Journalism has changed a lot over the past decade, and one of the biggest changes is the growing importance of freelance writers. I started freelancing when I was just 19 and still in community college, and you definitely don’t have to wait until you graduate to start a career as a freelancer. ‘writer. You’re probably wondering how you can land a job as a freelance writer while in college — and I’m here to tell you.

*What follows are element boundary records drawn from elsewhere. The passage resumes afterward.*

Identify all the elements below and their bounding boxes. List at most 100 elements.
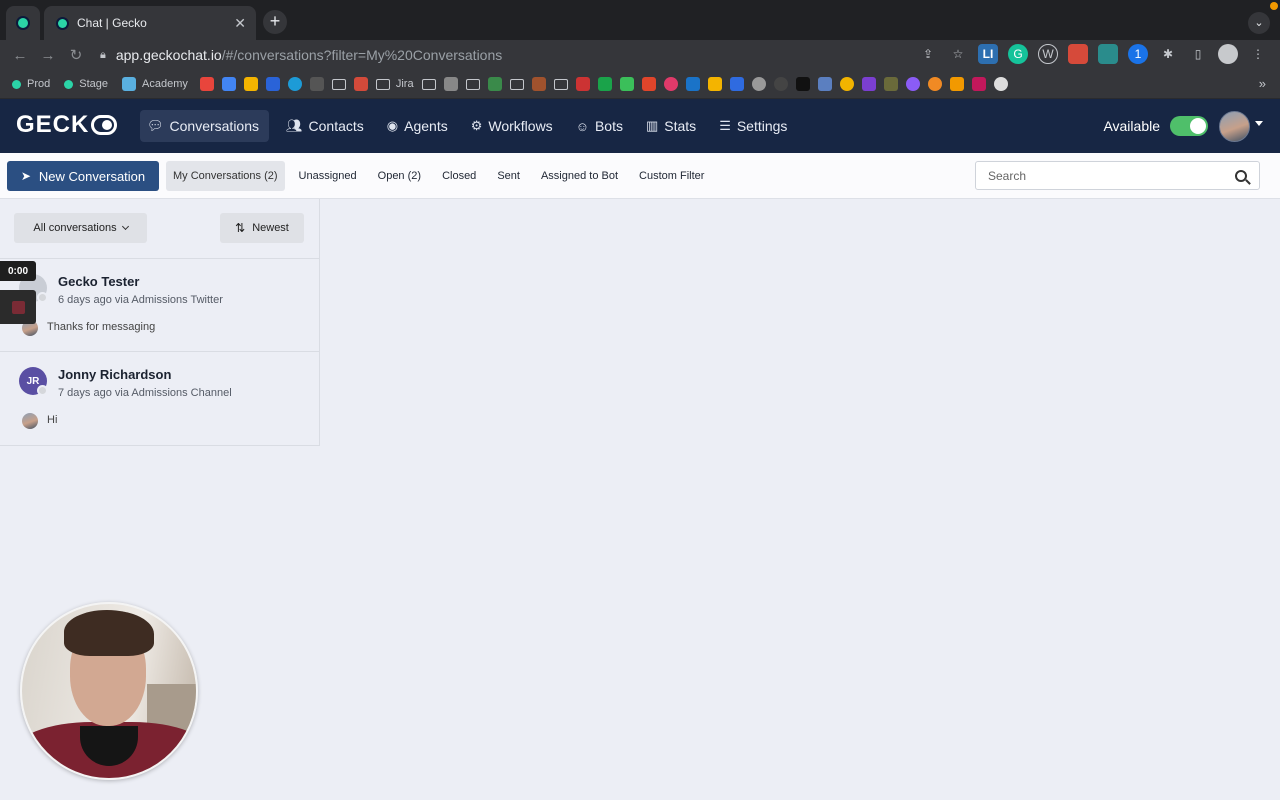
filter-custom[interactable]: Custom Filter: [632, 161, 711, 191]
extension-icon[interactable]: [531, 77, 546, 91]
drive-icon[interactable]: [243, 77, 258, 91]
producthunt-icon[interactable]: [619, 77, 634, 91]
webcam-bubble[interactable]: [20, 602, 198, 780]
contact-name: Jonny Richardson: [58, 367, 172, 382]
nav-bots[interactable]: ☺ Bots: [569, 110, 633, 142]
nav-settings[interactable]: ☰ Settings: [712, 110, 797, 142]
bookmarks-overflow-icon[interactable]: »: [1259, 76, 1266, 91]
puzzle-icon[interactable]: ✱: [1158, 44, 1178, 64]
share-icon[interactable]: ⇪: [918, 44, 938, 64]
conversation-item[interactable]: Gecko Tester 6 days ago via Admissions T…: [0, 259, 319, 352]
side-panel-icon[interactable]: ▯: [1188, 44, 1208, 64]
bookmark-jira[interactable]: Jira: [375, 74, 414, 94]
nav-agents[interactable]: ◉ Agents: [380, 110, 458, 142]
extension-icon[interactable]: [773, 77, 788, 91]
onepassword-icon[interactable]: 1: [1128, 44, 1148, 64]
filter-my-conversations[interactable]: My Conversations (2): [166, 161, 285, 191]
chrome-icon[interactable]: [839, 77, 854, 91]
filter-closed[interactable]: Closed: [435, 161, 483, 191]
extension-icon[interactable]: [883, 77, 898, 91]
bookmark-prod[interactable]: Prod: [12, 74, 50, 94]
new-tab-button[interactable]: +: [263, 10, 287, 34]
filter-unassigned[interactable]: Unassigned: [292, 161, 364, 191]
url-path: /#/conversations?filter=My%20Conversatio…: [221, 47, 503, 63]
search-input[interactable]: [988, 168, 1235, 183]
pinned-tab[interactable]: [6, 6, 40, 40]
user-avatar[interactable]: [1219, 111, 1250, 142]
conversation-meta: 7 days ago via Admissions Channel: [58, 387, 232, 399]
kebab-menu-icon[interactable]: ⋮: [1248, 44, 1268, 64]
nav-label: Agents: [404, 118, 448, 134]
close-icon[interactable]: ✕: [234, 15, 246, 32]
extension-teal-icon[interactable]: [1098, 44, 1118, 64]
extension-red-icon[interactable]: [1068, 44, 1088, 64]
fs-icon[interactable]: [795, 77, 810, 91]
folder-icon[interactable]: [331, 78, 346, 90]
extension-li-icon[interactable]: LI: [978, 44, 998, 64]
tool-icon[interactable]: [443, 77, 458, 91]
wordtune-icon[interactable]: W: [1038, 44, 1058, 64]
folder-icon[interactable]: [465, 78, 480, 90]
salesforce-icon[interactable]: [287, 77, 302, 91]
extension-icon[interactable]: [971, 77, 986, 91]
gecko-favicon-icon: [18, 18, 28, 28]
filter-sent[interactable]: Sent: [490, 161, 527, 191]
sort-button[interactable]: ⇅ Newest: [220, 213, 304, 243]
nav-stats[interactable]: ▥ Stats: [639, 110, 706, 142]
nav-label: Stats: [664, 118, 697, 134]
back-icon[interactable]: ←: [6, 47, 34, 64]
plus-green-icon[interactable]: [597, 77, 612, 91]
extension-icon[interactable]: [487, 77, 502, 91]
folder-icon[interactable]: [553, 78, 568, 90]
conversation-scope-dropdown[interactable]: All conversations: [14, 213, 147, 243]
folder-icon[interactable]: [421, 78, 436, 90]
forward-icon[interactable]: →: [34, 47, 62, 64]
nav-conversations[interactable]: 💬︎ Conversations: [140, 110, 270, 142]
availability-toggle[interactable]: [1170, 116, 1208, 136]
analytics-icon[interactable]: [949, 77, 964, 91]
globe-icon[interactable]: [751, 77, 766, 91]
filter-open[interactable]: Open (2): [371, 161, 428, 191]
new-conversation-button[interactable]: ➤ New Conversation: [7, 161, 159, 191]
contact-name: Gecko Tester: [58, 274, 140, 289]
drive-icon[interactable]: [707, 77, 722, 91]
bookmark-academy[interactable]: Academy: [122, 74, 188, 94]
stop-recording-icon[interactable]: [11, 300, 25, 314]
grammarly-icon[interactable]: G: [1008, 44, 1028, 64]
extension-icon[interactable]: [927, 77, 942, 91]
calendar-icon[interactable]: [575, 77, 590, 91]
extension-icon[interactable]: [861, 77, 876, 91]
extension-icon[interactable]: [817, 77, 832, 91]
extension-icon[interactable]: [353, 77, 368, 91]
agent-avatar: [22, 413, 38, 429]
star-icon[interactable]: ☆: [948, 44, 968, 64]
intercom-icon[interactable]: [265, 77, 280, 91]
gecko-logo[interactable]: GECK: [16, 111, 118, 139]
extension-icon[interactable]: [993, 77, 1008, 91]
calendar-icon[interactable]: [221, 77, 236, 91]
filter-assigned-to-bot[interactable]: Assigned to Bot: [534, 161, 625, 191]
outlook-icon[interactable]: [685, 77, 700, 91]
address-bar[interactable]: 🔒︎ app.geckochat.io/#/conversations?filt…: [100, 40, 502, 70]
search-icon[interactable]: [1235, 169, 1247, 182]
caret-down-icon[interactable]: [1255, 121, 1263, 126]
extension-icon[interactable]: [641, 77, 656, 91]
active-browser-tab[interactable]: Chat | Gecko ✕: [44, 6, 256, 40]
dropbox-icon[interactable]: [729, 77, 744, 91]
tool-icon[interactable]: [309, 77, 324, 91]
gmail-icon[interactable]: [199, 77, 214, 91]
nav-label: Conversations: [169, 118, 260, 134]
folder-icon[interactable]: [509, 78, 524, 90]
conversation-item[interactable]: JR Jonny Richardson 7 days ago via Admis…: [0, 352, 319, 445]
tab-search-button[interactable]: ⌄: [1248, 12, 1270, 34]
nav-contacts[interactable]: 👥︎ Contacts: [279, 110, 374, 142]
profile-avatar[interactable]: [1218, 44, 1238, 64]
messenger-icon[interactable]: [905, 77, 920, 91]
extension-icon[interactable]: [663, 77, 678, 91]
bookmark-stage[interactable]: Stage: [64, 74, 108, 94]
conversation-list-panel: All conversations ⇅ Newest Gecko Tester …: [0, 199, 320, 446]
academy-icon: [122, 77, 136, 91]
recording-timer: 0:00: [0, 261, 36, 281]
nav-workflows[interactable]: ⚙ Workflows: [464, 110, 563, 142]
reload-icon[interactable]: ↻: [62, 46, 90, 64]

Freelancing is both an art and a science, and it can be a bit difficult to get started. But since freelancing is a perfect way to get your foot in the door, and it can count as a part-time job, college is a great time to start building your portfolio. By the time I started freelancing, I had been in my high school newspaper for three years and my college newspaper for a year – so if you’ve never written an article before, I’d advises to use the education that is offered to you. Take a journalism class or two and learn the ropes. Journalistic writing is one part talent and two parts adhering to a specific style, so hone those skills before you try your hand at freelancing. Here’s what you need to know.

1. Get snippets

Writing essays is not the same as writing articles – so you will need to get some clips before trying to go freelance. Potential gigs will want to see some examples of your work, after all. The best way to do this is probably to join your college newspaper team. Depending on the college, you can usually enroll in a class that produces the document and/or website and start creating your clips that way. And if your college doesn’t have a newspaper (after all, print is on the rise), you can always start your own blog.

2. Start locally

In addition to writing for the school newspaper, you should contact all local outlets about freelance work. Sometimes the media, like your local newspaper, needs people to do hyper-local coverage of sporting or community events that their more seasoned reporters don’t want to take on. You might have to cover things like city council meetings, but you’ll get a signature and maybe even some money for your work

3. Write about what you know and love

Being on a college journal means you’ll probably write about a lot of different things for a lot of different sections, but when it comes to freelancing, focus on the things you already know and love. If you have spent most of your life playing football, you should research gigs while writing about the latest football news. If you are a Batman expert, you should turn to comic book blogs for parts. You see what I mean ? All of my best writing has been about things I really care about and care about, and they’ll make great music videos down the road.

4. Work the college angle

If you don’t have specific areas of expertise, make college and education your pace. Many outlets will take on student contributors who can talk about issues facing students and who can report on the typical daily life of an actual student. Outlets focused on colleges and universities will see your experiences as an asset, and it’s a great way to get noticed for your writing.

5. Do your research

Not all outlets have freelancers, and not all outlets accept pitches from freelancers, so be sure to do your research before you start sending pitch emails. Also, be sure to research How? ‘Or’ What to pitch people. Bustle, for example, has a very handy article on some do’s and don’ts for pitching, and other websites probably will too. A good website I’ve used to get freelance jobs in the past is freelancewriting.com. It has a bunch of resources for freelancers, as well as an extensive jobs site.